Sierra Club stresses the potential impact of our decision, warning that geographic data is increasingly used by government agencies and the public. We reiterate that the OC Landbase is excluded from disclosure because it is a basemap that constitutes an integral part of a computer mapping system, not simply because it contains some geographic data. Section 6254.9 must be interpreted narrowly to exclude from disclosure only a GIS database such as the OC Landbase. (Cal.

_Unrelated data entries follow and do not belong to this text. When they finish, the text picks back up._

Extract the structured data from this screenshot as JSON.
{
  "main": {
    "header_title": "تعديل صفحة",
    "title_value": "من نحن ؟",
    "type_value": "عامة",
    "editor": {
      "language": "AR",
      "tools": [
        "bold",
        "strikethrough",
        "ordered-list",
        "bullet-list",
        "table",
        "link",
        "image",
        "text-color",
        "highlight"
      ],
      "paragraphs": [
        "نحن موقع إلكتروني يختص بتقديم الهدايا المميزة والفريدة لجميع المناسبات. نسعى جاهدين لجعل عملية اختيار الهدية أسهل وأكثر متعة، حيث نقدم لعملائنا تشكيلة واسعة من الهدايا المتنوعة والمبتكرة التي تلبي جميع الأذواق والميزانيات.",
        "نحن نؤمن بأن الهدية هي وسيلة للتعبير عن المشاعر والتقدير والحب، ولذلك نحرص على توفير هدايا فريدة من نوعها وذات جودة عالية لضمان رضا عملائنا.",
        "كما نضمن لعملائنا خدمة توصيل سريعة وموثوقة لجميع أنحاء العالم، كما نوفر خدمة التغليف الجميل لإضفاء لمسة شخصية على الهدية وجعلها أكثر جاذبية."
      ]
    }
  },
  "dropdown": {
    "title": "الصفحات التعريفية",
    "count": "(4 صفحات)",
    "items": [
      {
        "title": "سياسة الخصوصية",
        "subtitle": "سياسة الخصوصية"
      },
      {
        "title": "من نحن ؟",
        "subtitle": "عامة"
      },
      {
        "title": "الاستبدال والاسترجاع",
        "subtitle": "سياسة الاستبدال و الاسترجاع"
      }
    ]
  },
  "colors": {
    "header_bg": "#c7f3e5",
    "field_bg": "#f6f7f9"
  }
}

Const., art. 1, § 3, subd. (b)(2).) By enacting section 6254.9 in 1988, the Legislature encouraged and enabled local governments to develop and maintain computer mapping systems by allowing the agencies to recoup some of their costs.
Whether the increasing use of GIS data in our society requires reconsideration of section 6254.9's exclusion from disclosure is a matter of public policy for the Legislature to consider. ( In re Marriage of Tavares (2007) 151 Cal.App.4th 620, 628, 60 Cal.Rptr.3d 39 [the Legislature, not the judiciary, determines public policy].)
In the County's consolidated answer to Sierra Club's various amici, the County states such amici praise “the usefulness and functionality of computer mapping systems.” The County argues it spends “millions of dollars to maintain and update the OC Landbase” precisely because of its “great utility,” and that without licensing fees, the County would be forced to reduce services.
DISPOSITION
The petition for extraordinary writ is denied.